Simmons would begin his horrendous murder spree by shooting his wife and eldest son dead before strangling his three-year old granddaughter, who was staying at the house. He waited for four more of his children to return home, before taking each child separately out to the back of the property and holding their heads under the water in a large rain barrel.
He would remain at the family home until other members of his family arrived for a preplanned Christmas visit, which they did on December 26. He would shoot his son and daughter as well as their spouses. He strangled or drowned their children. In a dark, sick twist, his daughter Sheila had been the subject of sexual abuse at the hands of her father for years, and her daughter had actually been fathered by Simmons himself.
Two days later, Simmons would travel to nearby Russellville, where he would gun down a young woman who he was (by all accounts) infatuated with but who had turned down his advances. He would take shots at several people throughout the town over the following hours, killing one more person (who was no more than a stranger to him) before he gave himself up to police and handed over his weapon. He was ultimately found guilty of all 16 murders and sentenced to death.

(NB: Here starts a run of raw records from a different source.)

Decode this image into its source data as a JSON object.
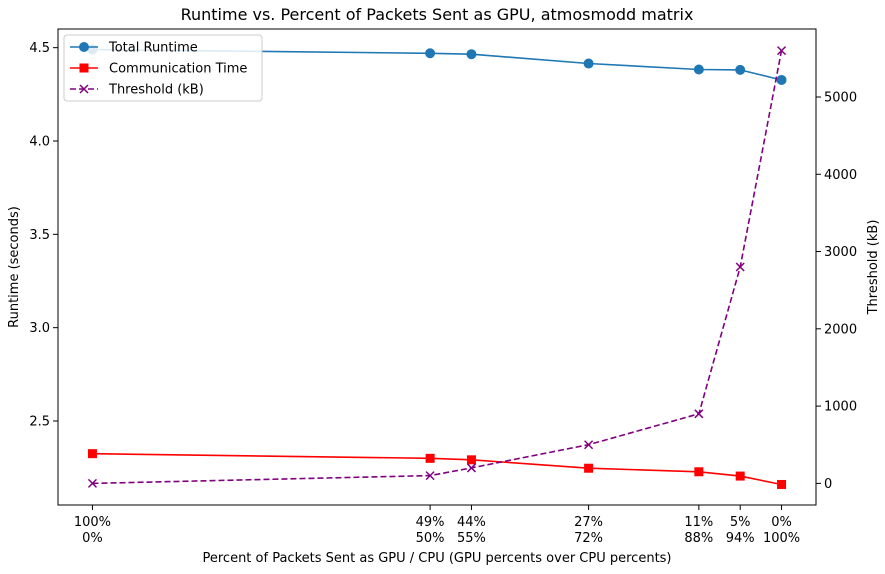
{
  "chart_data": {
    "type": "line",
    "title": "Runtime vs. Percent of Packets Sent as GPU, atmosmodd matrix",
    "xlabel": "Percent of Packets Sent as GPU / CPU (GPU percents over CPU percents)",
    "ylabel": "Runtime (seconds)",
    "ylabel_right": "Threshold (kB)",
    "x": [
      0,
      49,
      55,
      72,
      88,
      94,
      100
    ],
    "x_tick_labels": [
      {
        "x": 0,
        "gpu": "100%",
        "cpu": "0%"
      },
      {
        "x": 49,
        "gpu": "49%",
        "cpu": "50%"
      },
      {
        "x": 55,
        "gpu": "44%",
        "cpu": "55%"
      },
      {
        "x": 72,
        "gpu": "27%",
        "cpu": "72%"
      },
      {
        "x": 88,
        "gpu": "11%",
        "cpu": "88%"
      },
      {
        "x": 94,
        "gpu": "5%",
        "cpu": "94%"
      },
      {
        "x": 100,
        "gpu": "0%",
        "cpu": "100%"
      }
    ],
    "xlim": [
      -5,
      105
    ],
    "ylim": [
      2.05,
      4.6
    ],
    "yticks": [
      "2.5",
      "3.0",
      "3.5",
      "4.0",
      "4.5"
    ],
    "ylim_right": [
      -280,
      5880
    ],
    "yticks_right": [
      "0",
      "1000",
      "2000",
      "3000",
      "4000",
      "5000"
    ],
    "series": [
      {
        "name": "Total Runtime",
        "axis": "left",
        "color": "#1f77b4",
        "marker": "circle",
        "dash": "solid",
        "values": [
          4.49,
          4.47,
          4.465,
          4.415,
          4.383,
          4.381,
          4.327
        ]
      },
      {
        "name": "Communication Time",
        "axis": "left",
        "color": "#ff0000",
        "marker": "square",
        "dash": "solid",
        "values": [
          2.325,
          2.3,
          2.292,
          2.247,
          2.228,
          2.205,
          2.16
        ]
      },
      {
        "name": "Threshold (kB)",
        "axis": "right",
        "color": "#800080",
        "marker": "x",
        "dash": "dashed",
        "values": [
          0,
          100,
          200,
          500,
          900,
          2800,
          5600
        ]
      }
    ],
    "legend_position": "top-left"
  }
}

In a bizarre twist to an already extremely dark tale, Simmons would need to be kept separate during his time spent on death row due to threats on his life from other prisoners. This wasn’t due to the horrific nature of his crimes, nor that he had sexually abused his own daughter (before murdering her), but because his refusal to appeal his death sentence, they believed, would weaken their own chances of appeal. Simmons was executed by lethal injection in June 1990.

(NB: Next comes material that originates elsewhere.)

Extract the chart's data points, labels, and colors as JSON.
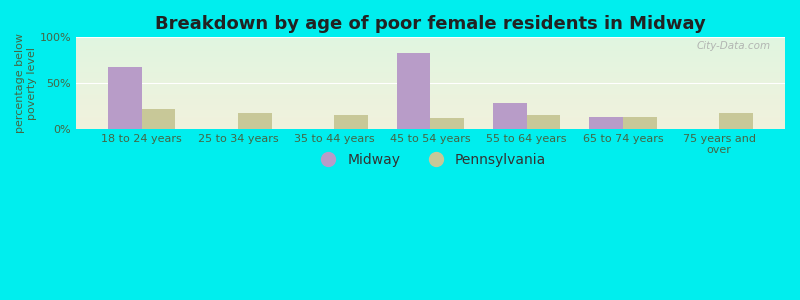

Shortly after 11:00 AM on Christmas Day 2011, 56-year-old Aziz Yazdanpanah donned a Santa Claus costume and declared he wanted to be “all fatherly” to his family when he showed up at their apartment in the Dallas-Fort Worth area. Then he shot his estranged wife, their two teenage children, his sister, his brother-in-law, and their 22-year-old daughter dead before shooting himself.
Although it was well-known to those who knew him that Yazdanpanah was having problems with his marriage, his increasing financial difficulties weren’t as commonly known. As we have looked at in several other such cases on this list, the murders by Yazdanpanah appear to have been the result of a mind that had simply broken.
According to the police reports, it was Yazdanpanah himself who had called police at 11:34 AM, stating to them, “Help. I am shooting people.” A text, later found on the phone of his murdered niece, was sent at 11:15 AM, stating, “Now he wants to be all fatherly and win father of the year.” It is believed that shortly after that text was sent, the murders began.
When police arrived at the scene, they found evidence of what appeared to be an attempt to “frame” his dead brother-in-law, as one of the guns used in the killings had been placed in his hand (presumably by Yazdanpanah). Police would state that at some point after making the phone call to authorities, he suddenly became “overwhelmed,” possibly having come to the awful realization of what he had done, so he simply turned the gun on himself.